Our results furthermore indicate that the correctness of therapy response classification
across all study centers is significantly affected by both measurement approaches
(manual or semi-automatic). The odds ratios showed a 1.18 times (95 CI: 1.08 – 1.29)
higher probability of correct patient classification (p = 0.0003) using the semi-automatic
instead of manual approach. As revealed by the generalized linear mixed model analyses,
we found the study center to have a significant influence on the therapy response
classification and also found the semi-automatic quantitative measurement tools to
be dependent on the radiologist and institution concerned. However, compared to the
manual approach, the influence of the study center on therapy classification is significantly
less relevant when using the semi-automatic method. Semi-automatic quantitative software
tools may therefore help to significantly reduce wrong classifications that arise
from manual assessment and the examining institution, thus favoring semi-automatic
therapy evaluation, especially in a study environment.
Time expenditure – among other criteria – has a decisive influence on the acceptance
and dissemination of segmentation software tools in oncology. In line with a recent
study [29], semi-automatic lymph node segmentation in our investigations allowed for true-to-detail
lymph node segmentation across all study sites at the first attempt in 43.4 % of lymph
nodes with a comparable time expenditure as compared to the manual approach (12.1 s
manually vs. 12.2 s semi-automatically). The evaluation time for all segmentations
at all study sites using the semi-automatic software tool was almost twice that of
manual evaluation (12.1 s manually vs. 23.0 s semi-automatically). The increased time
expenditure for the semi-automatic approach is highly consistent with the results
published by Fabel et al. (mean 37s; range 20 – 70 s [35]), but has to be put into perspective: Uni-dimensional and multi-dimensional measurements
are automatically displayed without the need for further manual interaction and are
automatically transferrable into oncologic reporting systems in an RIS/PACS environment.
In the manual approach, the documentation and calculation of manual WHO – which was
not included in the time measurements of this study – have to be performed by the
attending radiologist and are likely to increase the total operation time as well
as cause transfer biases through manual interactions.
This study is limited to the extent that it does not allow comparison with an exact
reference standard, as is the case with a phantom study. We used the manually and
semi-automatically obtained metric parameter as an internal reference standard, which
is accepted in the literature for the analysis of segmentation results, e. g. in pulmonary
nodules and lymph nodes [13]
[16]. The transferability of these results from lymphoma patients to other malignant
diseases seems reasonable but must be supported by additional studies. Furthermore,
correlation analysis of therapy response evaluation based on semi-automatic lymph
node measurements and therapy outcome was not covered by this study and should be
included in a future analysis. This study also departs from previous studies by being
the first to provide data on multi-observer/multicenter variability and the influence
on therapy response classification.
In summary this multicenter study revealed semi-automatic segmentation to be robust
and time efficient, with acceptable time expenditure compared to conventional manual
lymph node assessment.
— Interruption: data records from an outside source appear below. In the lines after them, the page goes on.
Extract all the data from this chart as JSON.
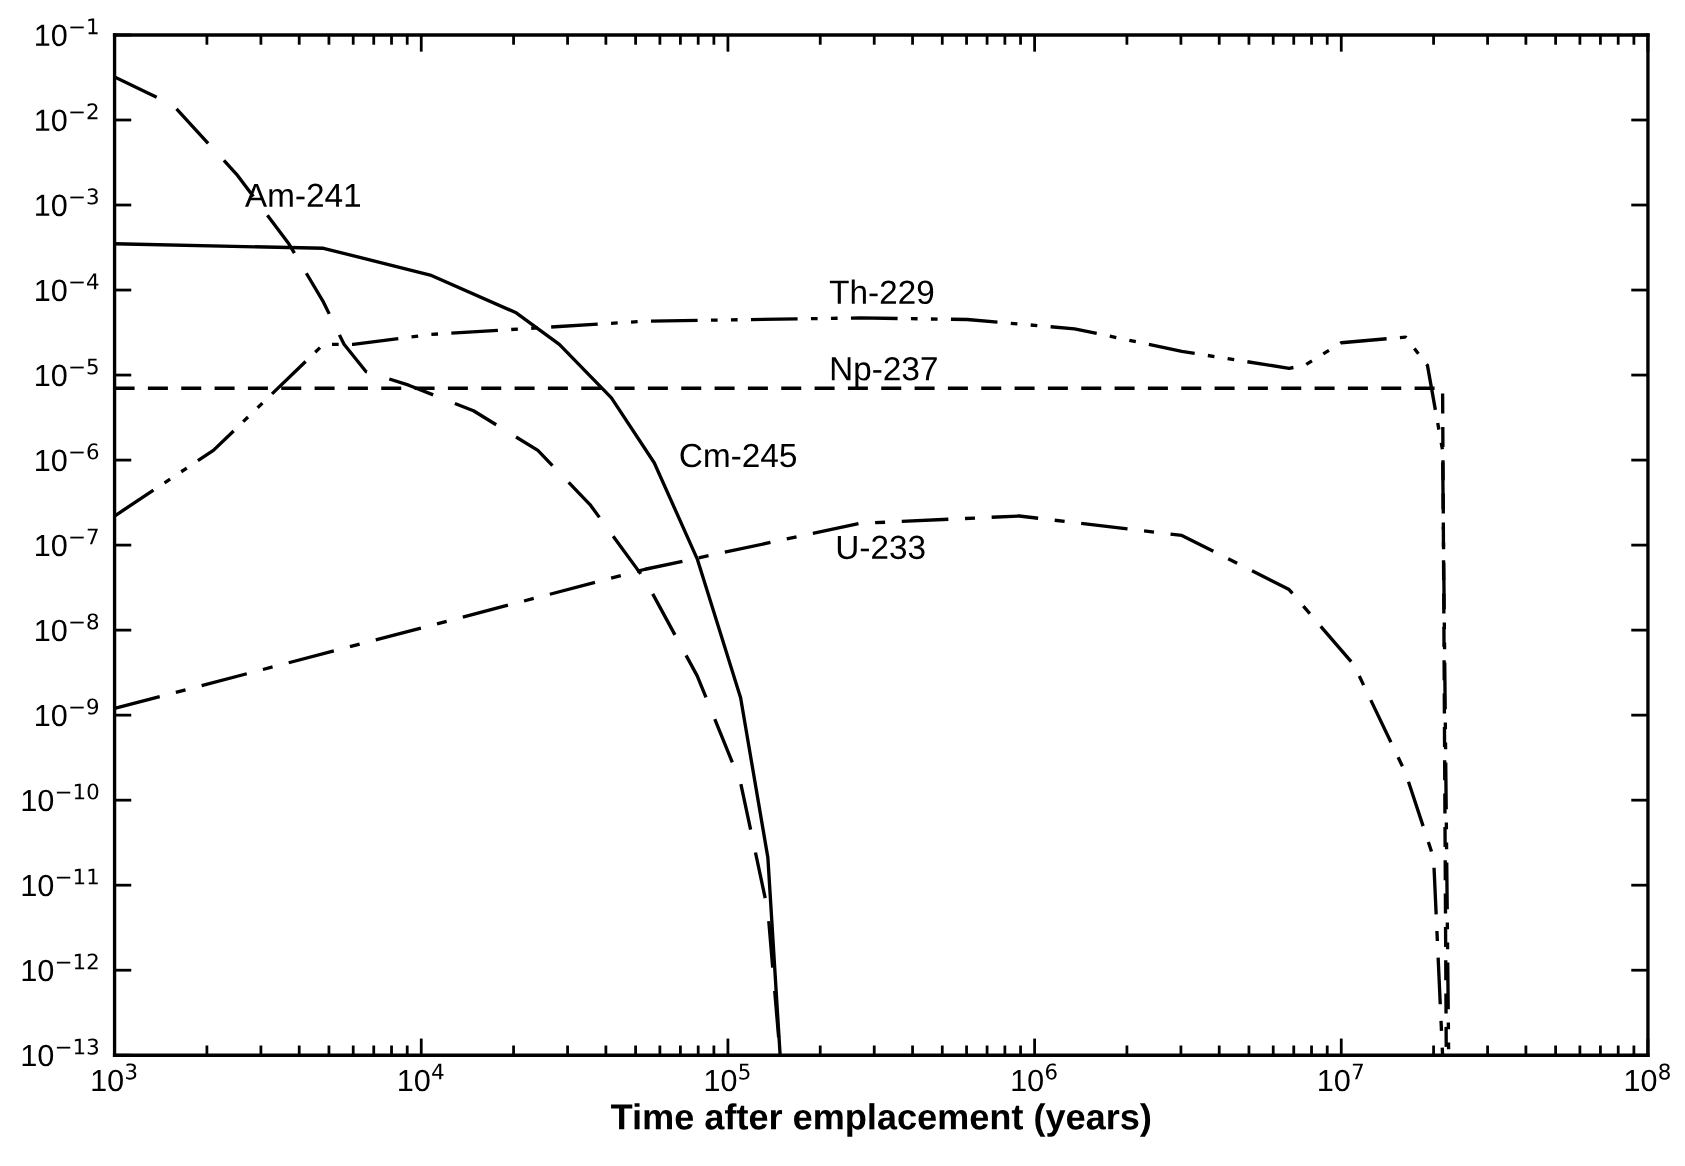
{
  "chart_data": {
    "type": "line",
    "xlabel": "Time after emplacement (years)",
    "log": "xy",
    "grid": false,
    "legend": false,
    "marker": "none",
    "xlim": [
      1000,
      100000000
    ],
    "ylim": [
      1e-13,
      0.1
    ],
    "xticks": [
      {
        "value": 1000,
        "label": "10$^{3}$"
      },
      {
        "value": 10000,
        "label": "10$^{4}$"
      },
      {
        "value": 100000,
        "label": "10$^{5}$"
      },
      {
        "value": 1000000,
        "label": "10$^{6}$"
      },
      {
        "value": 10000000,
        "label": "10$^{7}$"
      },
      {
        "value": 100000000,
        "label": "10$^{8}$"
      }
    ],
    "yticks": [
      {
        "value": 1e-13,
        "label": "10$^{−13}$"
      },
      {
        "value": 1e-12,
        "label": "10$^{−12}$"
      },
      {
        "value": 1e-11,
        "label": "10$^{−11}$"
      },
      {
        "value": 1e-10,
        "label": "10$^{−10}$"
      },
      {
        "value": 1e-09,
        "label": "10$^{−9}$"
      },
      {
        "value": 1e-08,
        "label": "10$^{−8}$"
      },
      {
        "value": 1e-07,
        "label": "10$^{−7}$"
      },
      {
        "value": 1e-06,
        "label": "10$^{−6}$"
      },
      {
        "value": 1e-05,
        "label": "10$^{−5}$"
      },
      {
        "value": 0.0001,
        "label": "10$^{−4}$"
      },
      {
        "value": 0.001,
        "label": "10$^{−3}$"
      },
      {
        "value": 0.01,
        "label": "10$^{−2}$"
      },
      {
        "value": 0.1,
        "label": "10$^{−1}$"
      }
    ],
    "series": [
      {
        "name": "Am-241",
        "color": "#000000",
        "line_style": "dashed",
        "x": [
          1000,
          1550,
          2500,
          3700,
          4800,
          5600,
          6600,
          9100,
          14800,
          24000,
          35500,
          53700,
          79400,
          110000,
          135000,
          148000
        ],
        "values": [
          0.032,
          0.015,
          0.0023,
          0.00035,
          7.2e-05,
          2.3e-05,
          1.1e-05,
          7.6e-06,
          3.8e-06,
          1.3e-06,
          3e-07,
          3.9e-08,
          2.9e-09,
          1.6e-10,
          5e-12,
          1e-13
        ]
      },
      {
        "name": "Cm-245",
        "color": "#000000",
        "line_style": "solid",
        "x": [
          1000,
          4800,
          10700,
          20400,
          28200,
          41700,
          57500,
          79400,
          110000,
          135000,
          148000
        ],
        "values": [
          0.00035,
          0.00031,
          0.00015,
          5.4e-05,
          2.3e-05,
          5.4e-06,
          9.3e-07,
          6.9e-08,
          1.6e-09,
          2.1e-11,
          1e-13
        ]
      },
      {
        "name": "Np-237",
        "color": "#000000",
        "line_style": "shortdash",
        "x": [
          1000,
          21400000,
          22000000
        ],
        "values": [
          7e-06,
          7e-06,
          1e-13
        ]
      },
      {
        "name": "Th-229",
        "color": "#000000",
        "line_style": "dashdotdot",
        "x": [
          1000,
          2100,
          4800,
          6000,
          10700,
          53700,
          269000,
          603000,
          1350000,
          3020000,
          6760000,
          7590000,
          10000000,
          16200000,
          19100000,
          21400000,
          22400000
        ],
        "values": [
          2.2e-07,
          1.3e-06,
          2.3e-05,
          2.3e-05,
          3e-05,
          4.3e-05,
          4.7e-05,
          4.5e-05,
          3.5e-05,
          1.9e-05,
          1.2e-05,
          1.3e-05,
          2.4e-05,
          2.8e-05,
          1.3e-05,
          1.3e-06,
          1e-13
        ]
      },
      {
        "name": "U-233",
        "color": "#000000",
        "line_style": "dashdot",
        "x": [
          1000,
          53700,
          269000,
          891000,
          3020000,
          6760000,
          11000000,
          16200000,
          20000000,
          21400000
        ],
        "values": [
          1.2e-09,
          5.2e-08,
          1.8e-07,
          2.2e-07,
          1.3e-07,
          3e-08,
          3.9e-09,
          2.1e-10,
          2.1e-11,
          1e-13
        ]
      }
    ]
  }
}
With regard to therapy response classification, semi-automated
multidimensional parameters (“volumetry” and “bi-dimensional WHO”) significantly reduce
the number of wrongly classified lymphoma patients across all study sites by approximately
9.6 % (interval across all study sites: 7.9 – 13.5 %, p < 0.05) and permit a significantly
more accurate therapy response classification than uni-dimensional parameters. Semi-automatic
quantitative software tools may help to significantly reduce wrong classifications
that arise from manual assessment methods and differences between the examining institutions.
In conclusion, semi-automatic quantitative software tools should be implemented in
clinical studies and desirably in the clinical routine.